Добавить в цитаты Настройки чтения

Страница 6 из 28

— Ну, не сердись, Жером, право, я не собираюсь хитрить с тобой… Вот теперь из-за тебя забыла, о чем хотела сказать… Ах, да, слушай: я, конечно же, уверена, что все это закончится свадьбой, но у тебя траур, и тебе сейчас все-таки не полагается обручаться… да и молод ты пока еще… Я и подумала, что твое нынешнее присутствие в Фонгезмаре, без матери, может быть неправильно истолковано…

— Тетя, но я же именно поэтому и сказал, что собираюсь попутешествовать.

— Да-да. Так вот, мальчик мой, я подумала, что все уладится, если рядом с тобой буду я, и поэтому я так все устроила, чтобы часть лета у меня была свободной.

— Мне достаточно было бы попросить мисс Эшбертон, и она бы с радостью приехала.

— Я уже знаю, что и она приедет. Но этого мало! Я тоже там побуду… Не подумай, я и не претендую на то, чтобы заменить твою мать, бедняжку, — здесь она вдруг начала всхлипывать, — но я смогу помочь по хозяйству… в общем, ни ты, ни дядя твой, ни Алиса ничем стеснены не будете.

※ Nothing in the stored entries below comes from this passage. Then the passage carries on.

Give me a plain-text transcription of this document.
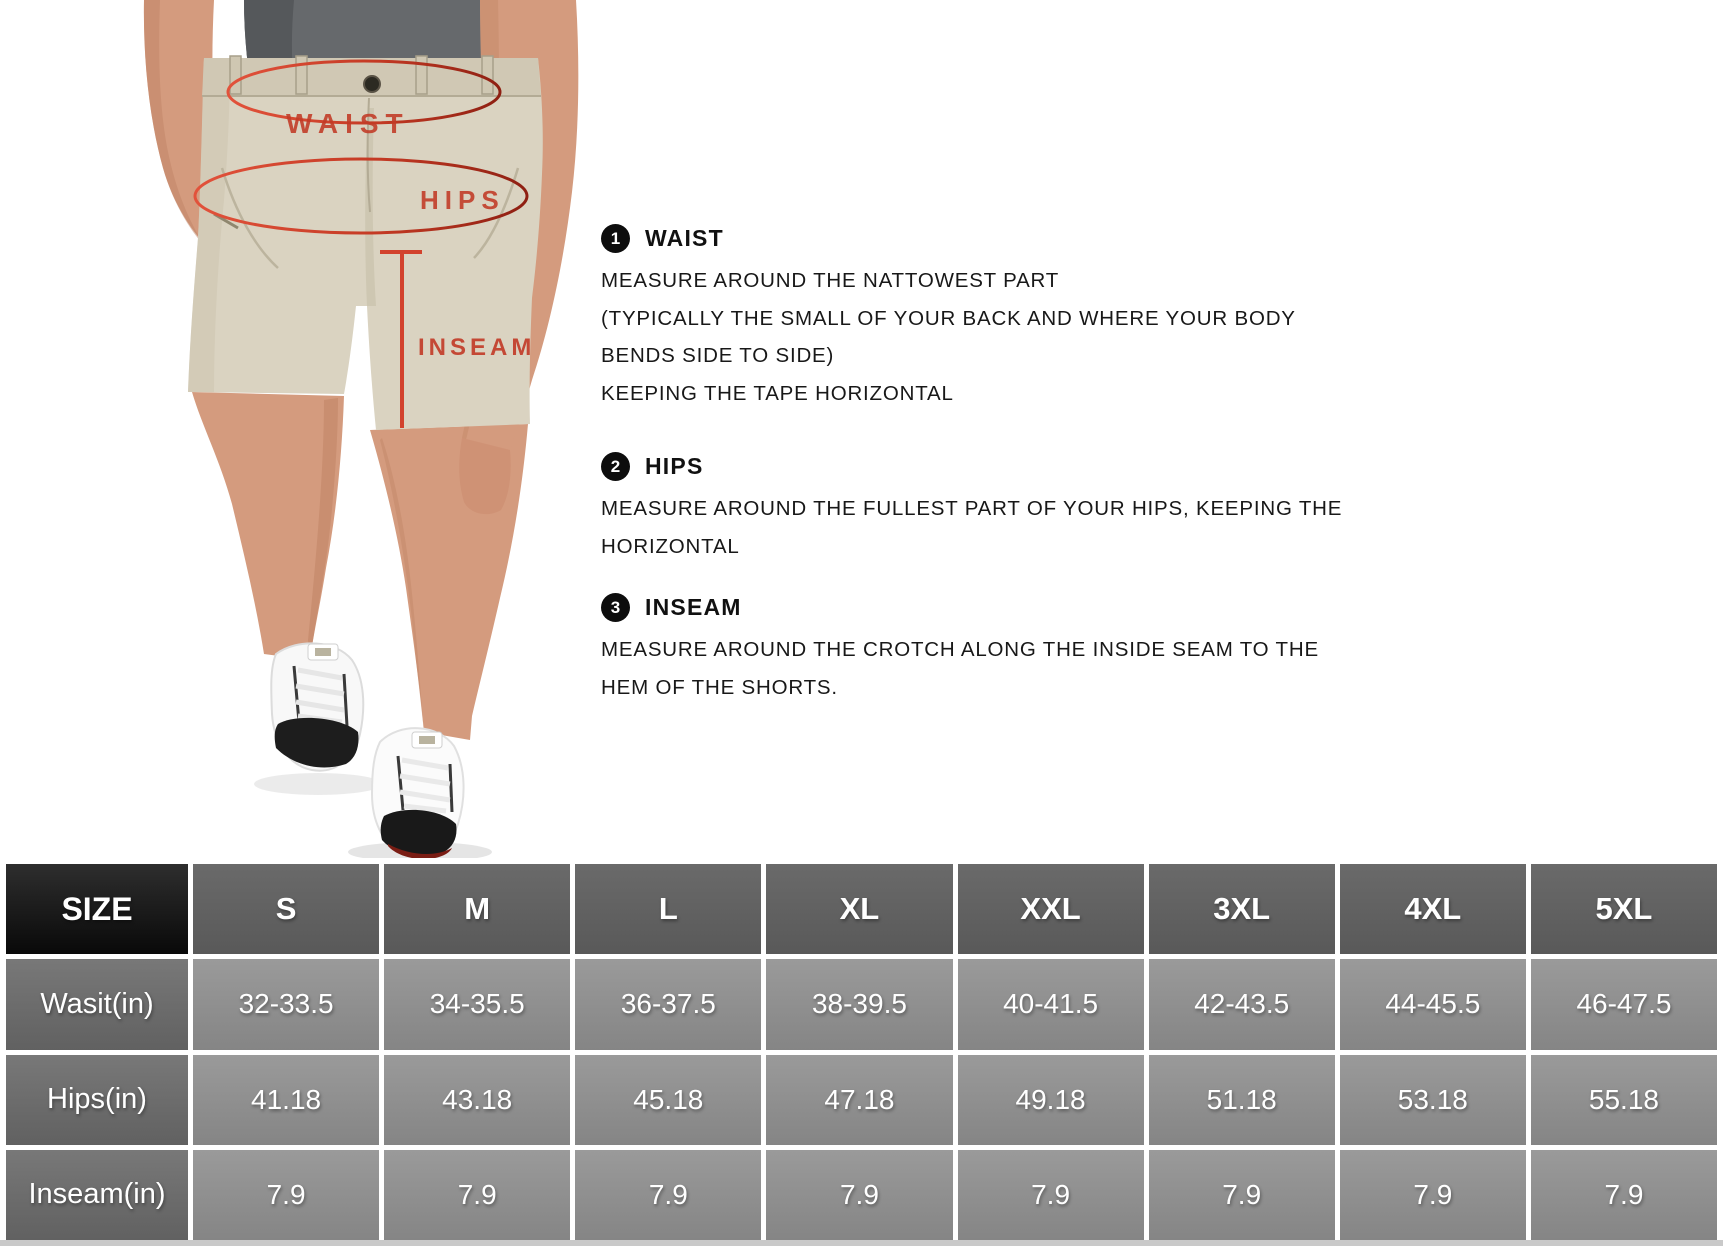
WAIST
HIPS
INSEAM
1	WAIST
MEASURE AROUND THE NATTOWEST PART
(TYPICALLY THE SMALL OF YOUR BACK AND WHERE YOUR BODY
BENDS SIDE TO SIDE)
KEEPING THE TAPE HORIZONTAL
2	HIPS
MEASURE AROUND THE FULLEST PART OF YOUR HIPS, KEEPING THE
HORIZONTAL
3	INSEAM
MEASURE AROUND THE CROTCH ALONG THE INSIDE SEAM TO THE
HEM OF THE SHORTS.
SIZE	S	M	L	XL	XXL	3XL	4XL	5XL
Wasit(in)	32-33.5	34-35.5	36-37.5	38-39.5	40-41.5	42-43.5	44-45.5	46-47.5
Hips(in)	41.18	43.18	45.18	47.18	49.18	51.18	53.18	55.18
Inseam(in)	7.9	7.9	7.9	7.9	7.9	7.9	7.9	7.9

Тетя Фелиция заблуждалась относительно пользы от ее присутствия. По правде говоря, если нас что-то и стесняло, то только оно. Как ею и было обещано, она с июля обосновалась в Фонгезмаре, куда вскоре переехали и мы с мисс Эшбертон. Вызвавшись помочь Алисе в хлопотах по дому, она наполняла этот самый дом — прежде такой тихий — несмолкающим шумом. Усердие, с каким она бралась за то, чтобы нам было хорошо с ней и чтобы, как она говорила, «все уладилось», настолько нас подавляло, что мы с Алисой не знали, как себя вести в ее присутствии, и чаще всего сидели, точно воды в рот набрав. Должно быть, она сочла нас очень угрюмыми и нелюдимыми… Но даже если бы мы и не молчали, разве она смогла бы хоть что-то понять в нашей любви?.. А вот Жюльетте с ее характером, напротив, оказалось довольно легко приспособиться к этому буйству чувств, и потому к нежности, которую я питал к тете, примешивалась некоторая обида на то, что младшая ее племянница пользовалась у нее совершенно очевидным предпочтением.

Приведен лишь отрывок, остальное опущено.